Austin does have one really great radio station, KGSR-FM. And you can hear it on the Internet by magically clicking here! Check out their recent airplay: Tracy Chapman, Coldplay, Ry Cooder, Eliza Gilkyson, Rodney Crowell, Delbert McClinton, John Hiatt … And that’s not to mention my hearing old things from Traffic and Little Feat this past weekend. Jesus Tap Dancing Christ that is some good music.

I also have a Louisiana Internet favorite, KBON-FM in Eunice, La. You can savor this experience by clicking RIGHT CHERE! This station has perhaps the best mix of soul, Cajun, Swamp pop, maybe even a surprise thrown in there, that you can find.

I’m glad these choices exist on the Internet because, quite frankly, broadcast radio has gone to hell in a handbasket. At least that’s the case where I live.

I must be psychic


“Just wait,” daydreams Alito, “It won’t be long before Bush becomes MY bitch.”

Do you remember recently when I told you the next pick GW made for Supreme Court justice was sure not to please everyone?
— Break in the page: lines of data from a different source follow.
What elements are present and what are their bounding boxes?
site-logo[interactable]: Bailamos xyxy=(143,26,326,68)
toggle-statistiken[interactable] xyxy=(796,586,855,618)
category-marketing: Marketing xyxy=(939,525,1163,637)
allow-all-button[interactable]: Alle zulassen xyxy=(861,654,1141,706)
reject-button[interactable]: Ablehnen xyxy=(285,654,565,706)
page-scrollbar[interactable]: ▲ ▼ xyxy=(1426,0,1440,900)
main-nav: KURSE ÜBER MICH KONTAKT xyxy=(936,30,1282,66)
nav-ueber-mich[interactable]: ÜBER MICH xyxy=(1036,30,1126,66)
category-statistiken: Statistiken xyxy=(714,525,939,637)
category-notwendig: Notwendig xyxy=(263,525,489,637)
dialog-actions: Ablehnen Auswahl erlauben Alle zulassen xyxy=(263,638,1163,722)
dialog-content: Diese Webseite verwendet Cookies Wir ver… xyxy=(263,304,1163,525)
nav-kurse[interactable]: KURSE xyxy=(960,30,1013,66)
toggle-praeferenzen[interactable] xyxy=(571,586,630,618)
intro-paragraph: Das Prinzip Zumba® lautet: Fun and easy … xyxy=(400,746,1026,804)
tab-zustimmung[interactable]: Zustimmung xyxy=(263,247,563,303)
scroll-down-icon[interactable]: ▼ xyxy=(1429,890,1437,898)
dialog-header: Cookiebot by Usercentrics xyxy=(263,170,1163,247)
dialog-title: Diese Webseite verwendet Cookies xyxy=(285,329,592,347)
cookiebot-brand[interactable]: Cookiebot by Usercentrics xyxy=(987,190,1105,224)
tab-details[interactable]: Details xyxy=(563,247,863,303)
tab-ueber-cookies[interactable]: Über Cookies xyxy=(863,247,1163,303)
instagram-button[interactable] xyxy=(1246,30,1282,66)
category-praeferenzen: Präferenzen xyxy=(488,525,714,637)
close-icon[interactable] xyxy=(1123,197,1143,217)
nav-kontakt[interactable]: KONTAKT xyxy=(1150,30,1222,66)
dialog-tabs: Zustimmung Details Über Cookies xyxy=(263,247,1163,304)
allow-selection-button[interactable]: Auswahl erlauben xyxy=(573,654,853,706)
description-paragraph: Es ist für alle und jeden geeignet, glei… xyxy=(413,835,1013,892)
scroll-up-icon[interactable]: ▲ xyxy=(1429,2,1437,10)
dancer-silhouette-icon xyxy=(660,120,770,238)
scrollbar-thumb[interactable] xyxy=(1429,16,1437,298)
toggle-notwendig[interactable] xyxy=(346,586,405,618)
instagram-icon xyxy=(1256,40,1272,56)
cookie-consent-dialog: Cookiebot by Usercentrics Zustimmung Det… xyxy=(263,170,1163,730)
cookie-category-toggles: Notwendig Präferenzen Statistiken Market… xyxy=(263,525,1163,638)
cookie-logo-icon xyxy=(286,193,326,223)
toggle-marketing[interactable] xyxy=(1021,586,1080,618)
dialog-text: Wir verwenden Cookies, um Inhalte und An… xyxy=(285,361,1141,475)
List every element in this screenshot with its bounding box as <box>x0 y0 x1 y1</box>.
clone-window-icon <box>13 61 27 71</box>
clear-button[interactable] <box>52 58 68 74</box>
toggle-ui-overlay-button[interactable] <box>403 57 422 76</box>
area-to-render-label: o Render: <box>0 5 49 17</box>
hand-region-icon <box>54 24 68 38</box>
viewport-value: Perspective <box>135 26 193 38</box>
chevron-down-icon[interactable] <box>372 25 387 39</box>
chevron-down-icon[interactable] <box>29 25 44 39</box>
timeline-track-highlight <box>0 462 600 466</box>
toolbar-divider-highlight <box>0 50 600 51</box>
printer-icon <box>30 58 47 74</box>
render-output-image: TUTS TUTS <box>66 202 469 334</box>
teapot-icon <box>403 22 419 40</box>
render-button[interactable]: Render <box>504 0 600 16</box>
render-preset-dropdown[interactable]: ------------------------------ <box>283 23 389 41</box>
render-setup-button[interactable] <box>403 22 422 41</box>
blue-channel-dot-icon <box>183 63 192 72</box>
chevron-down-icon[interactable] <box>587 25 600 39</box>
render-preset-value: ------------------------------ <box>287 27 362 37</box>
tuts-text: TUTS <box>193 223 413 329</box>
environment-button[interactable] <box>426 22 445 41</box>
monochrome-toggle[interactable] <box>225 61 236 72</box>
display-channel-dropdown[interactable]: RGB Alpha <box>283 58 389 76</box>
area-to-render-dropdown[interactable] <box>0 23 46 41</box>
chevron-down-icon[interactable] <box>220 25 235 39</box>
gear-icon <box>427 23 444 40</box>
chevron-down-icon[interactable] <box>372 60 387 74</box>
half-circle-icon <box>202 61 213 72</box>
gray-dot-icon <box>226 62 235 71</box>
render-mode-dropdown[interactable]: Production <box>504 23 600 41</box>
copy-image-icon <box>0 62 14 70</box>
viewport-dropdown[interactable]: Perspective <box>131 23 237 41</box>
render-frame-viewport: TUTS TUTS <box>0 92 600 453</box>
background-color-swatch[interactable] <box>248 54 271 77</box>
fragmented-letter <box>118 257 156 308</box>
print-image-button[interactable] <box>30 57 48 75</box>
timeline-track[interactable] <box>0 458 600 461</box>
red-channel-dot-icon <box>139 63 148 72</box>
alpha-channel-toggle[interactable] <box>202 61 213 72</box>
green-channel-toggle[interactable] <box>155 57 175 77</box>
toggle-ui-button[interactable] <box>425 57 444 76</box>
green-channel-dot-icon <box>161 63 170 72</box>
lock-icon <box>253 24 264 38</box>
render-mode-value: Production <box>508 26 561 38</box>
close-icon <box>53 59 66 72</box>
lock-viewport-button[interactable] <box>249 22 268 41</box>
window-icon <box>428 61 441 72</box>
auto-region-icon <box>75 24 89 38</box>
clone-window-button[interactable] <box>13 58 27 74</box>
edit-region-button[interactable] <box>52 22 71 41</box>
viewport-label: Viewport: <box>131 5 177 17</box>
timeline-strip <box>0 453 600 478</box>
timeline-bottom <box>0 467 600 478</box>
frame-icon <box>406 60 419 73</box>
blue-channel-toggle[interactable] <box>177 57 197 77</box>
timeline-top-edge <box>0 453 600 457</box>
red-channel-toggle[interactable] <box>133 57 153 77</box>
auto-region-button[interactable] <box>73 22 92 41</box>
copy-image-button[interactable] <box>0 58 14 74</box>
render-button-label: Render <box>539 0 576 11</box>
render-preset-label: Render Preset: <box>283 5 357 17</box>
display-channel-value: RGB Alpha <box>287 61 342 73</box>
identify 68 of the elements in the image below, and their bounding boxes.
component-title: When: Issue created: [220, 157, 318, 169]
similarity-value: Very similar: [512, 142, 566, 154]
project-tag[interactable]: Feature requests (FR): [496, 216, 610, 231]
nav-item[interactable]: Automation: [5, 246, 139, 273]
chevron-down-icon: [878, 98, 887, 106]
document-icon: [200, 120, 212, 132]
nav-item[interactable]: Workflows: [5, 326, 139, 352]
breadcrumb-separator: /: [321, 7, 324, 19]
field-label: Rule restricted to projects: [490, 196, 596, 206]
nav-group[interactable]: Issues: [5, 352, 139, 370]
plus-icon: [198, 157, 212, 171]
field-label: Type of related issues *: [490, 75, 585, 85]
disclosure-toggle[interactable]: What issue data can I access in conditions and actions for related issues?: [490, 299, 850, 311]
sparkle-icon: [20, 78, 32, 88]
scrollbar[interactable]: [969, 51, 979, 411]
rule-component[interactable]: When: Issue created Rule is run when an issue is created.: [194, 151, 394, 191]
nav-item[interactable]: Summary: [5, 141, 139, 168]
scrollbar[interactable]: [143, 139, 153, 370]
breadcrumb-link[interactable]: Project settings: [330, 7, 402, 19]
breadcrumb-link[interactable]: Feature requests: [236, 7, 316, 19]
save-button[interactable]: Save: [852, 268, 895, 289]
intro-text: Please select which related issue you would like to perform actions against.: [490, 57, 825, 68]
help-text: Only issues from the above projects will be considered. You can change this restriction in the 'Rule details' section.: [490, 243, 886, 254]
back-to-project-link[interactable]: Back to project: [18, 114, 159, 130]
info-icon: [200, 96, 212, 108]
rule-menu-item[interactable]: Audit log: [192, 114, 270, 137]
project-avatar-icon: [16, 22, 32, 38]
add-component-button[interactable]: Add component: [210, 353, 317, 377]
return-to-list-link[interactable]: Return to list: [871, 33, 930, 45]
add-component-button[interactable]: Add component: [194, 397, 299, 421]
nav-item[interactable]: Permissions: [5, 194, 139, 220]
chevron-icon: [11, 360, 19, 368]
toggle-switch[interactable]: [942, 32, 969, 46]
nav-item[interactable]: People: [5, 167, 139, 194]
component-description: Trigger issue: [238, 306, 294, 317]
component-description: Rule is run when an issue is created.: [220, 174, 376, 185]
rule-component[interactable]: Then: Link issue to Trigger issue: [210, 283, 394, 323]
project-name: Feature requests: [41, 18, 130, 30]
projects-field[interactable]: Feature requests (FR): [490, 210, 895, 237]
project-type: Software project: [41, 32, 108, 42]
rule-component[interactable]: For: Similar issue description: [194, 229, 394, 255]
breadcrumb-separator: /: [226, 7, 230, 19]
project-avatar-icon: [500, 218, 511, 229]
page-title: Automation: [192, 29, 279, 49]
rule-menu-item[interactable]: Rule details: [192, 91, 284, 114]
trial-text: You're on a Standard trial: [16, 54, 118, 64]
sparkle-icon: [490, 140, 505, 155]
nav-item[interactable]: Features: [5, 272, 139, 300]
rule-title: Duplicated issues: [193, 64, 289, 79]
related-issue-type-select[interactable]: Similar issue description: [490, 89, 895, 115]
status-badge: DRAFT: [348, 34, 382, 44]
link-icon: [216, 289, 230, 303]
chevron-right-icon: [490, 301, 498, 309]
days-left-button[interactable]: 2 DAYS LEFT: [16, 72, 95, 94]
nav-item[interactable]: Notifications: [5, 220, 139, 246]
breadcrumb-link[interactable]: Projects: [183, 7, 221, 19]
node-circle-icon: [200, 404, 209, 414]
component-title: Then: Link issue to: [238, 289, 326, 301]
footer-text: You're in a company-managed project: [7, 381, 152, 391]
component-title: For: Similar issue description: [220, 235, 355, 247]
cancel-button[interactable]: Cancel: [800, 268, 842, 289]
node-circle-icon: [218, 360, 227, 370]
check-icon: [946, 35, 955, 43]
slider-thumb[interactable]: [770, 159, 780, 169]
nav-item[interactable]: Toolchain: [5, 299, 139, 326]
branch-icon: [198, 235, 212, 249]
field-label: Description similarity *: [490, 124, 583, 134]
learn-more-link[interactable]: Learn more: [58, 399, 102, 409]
You don’t remember? Well, I did make such a prediction and that forecast was realized this Monday morning with the rancor of a rehashed passed interference call from some crappy, NFL game the day before.

Appeals court judge Samuel Alito, affectionately called ‘Scalito’ or ‘Scalia-lite’ with reference to ultra conservative Justice Antonin Scalia, seems destined to make the right-wingers dance in the streets with glee while the Dems break out their voodoo dolls and summon the spirit of M.M. O’Hair. The confirmation fight is going to get nasty, I predict, as it should.

I mean, the world just seemed to be tilting the wrong direction on its axis with Harriet Miers. The Democrats were content to not bitch about her nomination while the Bible-beating conservatives ate their young. A course correction was made by GW’s bunch by over-correcting. Yet again our governmental geniuses keep forgetting the past.

Both Democratic and Republican partisans apparently either flunk history or ignore it completely as a legitimate subject. The right may get their man and he may go on to help “win” some of the battles in what is ridiculously termed the “culture wars.” But the minority of fundamentalists are not going to be in charge forever and neither is the Republican Party. And possibly, neither will the Democratic Party when the people get tired of the Republicans. The pendulum eventually swings. It’s inevitable, like death and the little guy getting screwed.

So the stage is set for another political drama. Let it happen! Bring it on! Let that boy boogie woogie!